Aujourd’hui, à force de simplifier, d’alléger la charge administrative que représente une politique RH dynamique pour plus de 65.000 fonctionnaires, et ceci dans le seul but de faire des économies, les fonctionnaires ne se sentent plus valorisés, souffrent d’une charge de travail excessive et d’un manque d’encadrement digne de ce nom. Par manque de moyens structurels les managers d’aujourd’hui ne sont plus en capacité de mettre en place une politique de gestion du personnel sur le moyen ou le long terme. La première conséquence étant l’impossibilité de remplacer le personnel sortant.
Le lien entre l’évaluation et la carrière a été rompu, mais quels autres changements avez-vous constatés en matière d’évaluation ?
Les notions de coaching, accompagnement, développement (formations) du personnel ne sont plus reprises dans la nouvelle règlementation en matière d’évaluation. L’administration veut instaurer une culture de feedback informelle qui n’est plus reprise dans les critères d’évaluation. Ce qui signifie que seuls les critères pointant d’éventuels dysfonctionnements dans le chef du membre du personnel sont au cœur du nouveau système d’évaluation appelé Symphonie. Raison pour laquelle notre organisation syndicale a remis un désaccord sur le projet.
Au final, la vision d’une gestion plus orientée secteur privé a-t-elle eu un impact sur le recrutement statutaire ? Ou avez-vous constaté un glissement de l’emploi statutaire vers une augmentation des engagements contractuels ?
Nous ne constatons aucun impact en faveur d’un recrutement statutaire.

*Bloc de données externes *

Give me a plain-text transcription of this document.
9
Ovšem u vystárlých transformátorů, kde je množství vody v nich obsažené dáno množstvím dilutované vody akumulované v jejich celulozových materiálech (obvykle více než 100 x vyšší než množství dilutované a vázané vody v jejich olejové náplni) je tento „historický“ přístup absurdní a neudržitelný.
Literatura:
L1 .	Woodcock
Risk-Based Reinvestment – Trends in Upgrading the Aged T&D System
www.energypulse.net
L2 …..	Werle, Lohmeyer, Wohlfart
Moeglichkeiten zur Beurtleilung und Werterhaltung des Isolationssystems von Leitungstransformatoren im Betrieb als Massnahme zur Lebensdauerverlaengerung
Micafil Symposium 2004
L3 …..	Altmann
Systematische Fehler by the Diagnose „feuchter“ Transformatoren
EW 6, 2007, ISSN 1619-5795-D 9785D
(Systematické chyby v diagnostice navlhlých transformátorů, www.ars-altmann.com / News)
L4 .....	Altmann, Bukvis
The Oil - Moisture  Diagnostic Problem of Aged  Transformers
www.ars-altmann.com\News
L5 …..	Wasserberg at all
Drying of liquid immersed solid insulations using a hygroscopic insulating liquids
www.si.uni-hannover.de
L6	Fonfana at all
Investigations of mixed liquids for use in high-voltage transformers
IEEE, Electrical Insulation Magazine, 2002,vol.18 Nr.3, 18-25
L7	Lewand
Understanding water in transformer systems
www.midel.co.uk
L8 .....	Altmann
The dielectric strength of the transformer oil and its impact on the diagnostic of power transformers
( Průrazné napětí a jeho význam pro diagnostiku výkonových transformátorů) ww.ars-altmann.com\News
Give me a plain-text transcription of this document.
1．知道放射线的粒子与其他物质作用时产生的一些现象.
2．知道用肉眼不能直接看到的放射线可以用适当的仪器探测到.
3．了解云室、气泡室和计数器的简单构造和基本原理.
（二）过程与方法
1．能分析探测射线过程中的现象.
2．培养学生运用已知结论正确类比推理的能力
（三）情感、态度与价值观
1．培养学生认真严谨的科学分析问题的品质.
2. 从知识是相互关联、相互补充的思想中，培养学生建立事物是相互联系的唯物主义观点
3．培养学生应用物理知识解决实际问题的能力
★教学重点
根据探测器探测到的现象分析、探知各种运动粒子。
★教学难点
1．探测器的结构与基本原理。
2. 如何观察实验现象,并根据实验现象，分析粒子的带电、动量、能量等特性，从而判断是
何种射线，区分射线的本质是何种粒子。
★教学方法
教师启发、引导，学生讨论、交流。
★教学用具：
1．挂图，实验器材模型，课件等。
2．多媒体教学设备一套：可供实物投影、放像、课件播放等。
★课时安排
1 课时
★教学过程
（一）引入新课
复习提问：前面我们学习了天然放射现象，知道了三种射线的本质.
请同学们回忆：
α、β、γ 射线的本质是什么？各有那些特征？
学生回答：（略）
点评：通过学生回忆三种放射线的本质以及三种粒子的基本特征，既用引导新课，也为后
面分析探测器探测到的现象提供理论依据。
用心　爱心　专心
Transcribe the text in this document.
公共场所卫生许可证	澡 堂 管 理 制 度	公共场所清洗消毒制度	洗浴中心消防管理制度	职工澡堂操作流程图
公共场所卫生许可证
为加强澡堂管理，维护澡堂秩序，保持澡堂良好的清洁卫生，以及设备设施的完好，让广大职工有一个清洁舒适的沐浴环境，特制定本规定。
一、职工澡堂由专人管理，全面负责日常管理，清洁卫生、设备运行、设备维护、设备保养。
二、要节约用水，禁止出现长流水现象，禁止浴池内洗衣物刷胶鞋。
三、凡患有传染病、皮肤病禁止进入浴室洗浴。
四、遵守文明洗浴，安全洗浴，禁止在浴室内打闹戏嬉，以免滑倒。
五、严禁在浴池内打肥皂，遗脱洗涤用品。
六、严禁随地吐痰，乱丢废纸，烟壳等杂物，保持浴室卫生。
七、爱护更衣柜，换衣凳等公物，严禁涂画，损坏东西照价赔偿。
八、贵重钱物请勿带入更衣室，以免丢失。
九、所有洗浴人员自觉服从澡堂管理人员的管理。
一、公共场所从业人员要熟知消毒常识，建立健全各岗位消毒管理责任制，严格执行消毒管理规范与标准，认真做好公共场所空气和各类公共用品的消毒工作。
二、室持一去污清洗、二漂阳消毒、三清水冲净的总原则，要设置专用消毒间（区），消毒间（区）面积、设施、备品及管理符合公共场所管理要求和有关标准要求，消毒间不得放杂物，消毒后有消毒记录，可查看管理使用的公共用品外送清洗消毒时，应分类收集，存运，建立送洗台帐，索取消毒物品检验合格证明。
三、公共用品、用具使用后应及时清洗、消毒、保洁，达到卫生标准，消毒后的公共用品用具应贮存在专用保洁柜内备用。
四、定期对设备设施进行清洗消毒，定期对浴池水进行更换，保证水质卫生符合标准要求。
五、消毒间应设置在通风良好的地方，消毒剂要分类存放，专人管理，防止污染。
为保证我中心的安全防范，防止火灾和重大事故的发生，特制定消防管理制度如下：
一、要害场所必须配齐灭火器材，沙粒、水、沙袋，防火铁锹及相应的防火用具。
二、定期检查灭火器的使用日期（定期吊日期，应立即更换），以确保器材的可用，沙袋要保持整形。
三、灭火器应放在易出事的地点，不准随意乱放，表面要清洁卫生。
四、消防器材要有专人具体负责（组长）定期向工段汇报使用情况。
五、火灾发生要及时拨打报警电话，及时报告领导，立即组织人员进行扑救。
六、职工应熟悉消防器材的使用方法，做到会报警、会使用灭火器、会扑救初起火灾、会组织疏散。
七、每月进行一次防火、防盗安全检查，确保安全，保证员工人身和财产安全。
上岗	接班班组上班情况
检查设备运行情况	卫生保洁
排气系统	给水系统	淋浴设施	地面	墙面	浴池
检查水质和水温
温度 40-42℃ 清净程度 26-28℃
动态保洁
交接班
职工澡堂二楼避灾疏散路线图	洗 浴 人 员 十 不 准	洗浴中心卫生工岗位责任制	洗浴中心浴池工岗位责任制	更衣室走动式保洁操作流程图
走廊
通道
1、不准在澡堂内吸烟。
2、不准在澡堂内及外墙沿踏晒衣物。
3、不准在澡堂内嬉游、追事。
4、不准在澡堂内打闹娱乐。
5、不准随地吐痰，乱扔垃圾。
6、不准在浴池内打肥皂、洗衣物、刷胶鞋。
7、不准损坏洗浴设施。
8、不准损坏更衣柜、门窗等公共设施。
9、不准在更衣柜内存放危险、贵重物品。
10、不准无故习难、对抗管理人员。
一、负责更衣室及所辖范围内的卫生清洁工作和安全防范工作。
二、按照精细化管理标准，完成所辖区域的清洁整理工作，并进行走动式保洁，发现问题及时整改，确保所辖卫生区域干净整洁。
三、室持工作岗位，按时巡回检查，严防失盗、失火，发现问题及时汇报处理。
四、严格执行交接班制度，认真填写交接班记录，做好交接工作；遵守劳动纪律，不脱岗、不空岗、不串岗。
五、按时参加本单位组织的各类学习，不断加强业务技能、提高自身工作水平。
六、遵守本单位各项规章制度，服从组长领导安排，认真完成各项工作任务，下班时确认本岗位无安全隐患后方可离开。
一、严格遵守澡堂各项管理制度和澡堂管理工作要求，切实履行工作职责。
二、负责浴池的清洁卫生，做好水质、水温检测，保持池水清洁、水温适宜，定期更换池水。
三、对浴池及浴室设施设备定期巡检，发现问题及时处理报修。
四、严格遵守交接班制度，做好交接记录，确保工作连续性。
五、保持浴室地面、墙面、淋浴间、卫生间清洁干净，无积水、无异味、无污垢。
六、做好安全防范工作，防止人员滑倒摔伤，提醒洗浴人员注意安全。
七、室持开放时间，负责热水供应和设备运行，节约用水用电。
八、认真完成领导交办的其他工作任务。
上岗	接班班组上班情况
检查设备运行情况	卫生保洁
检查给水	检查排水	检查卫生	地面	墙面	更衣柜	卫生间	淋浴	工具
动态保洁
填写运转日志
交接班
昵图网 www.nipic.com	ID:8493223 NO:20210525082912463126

Nous pensons que cela n’est pas lié à une gestion plus orientée privé ou public. C’est la conséquence de coupes budgétaires incessantes qui mènent à une situation où il n’est plus possible d’avoir une vision sur le moyen ou le long terme. Il est impossible de procéder à un recrutement statutaire si les moyens budgétaires donnés par le gouvernement ne sont pas garantis au-delà de trois mois, et pour lesquels il faut demander un nouvel accord pour maintenir leur prolongation de quelques mois.
On parle de plus en plus d’équilibre vie privée, vie professionnelle ? Qu’en est-il pour les membres de la fonction publique fédérale administrative ?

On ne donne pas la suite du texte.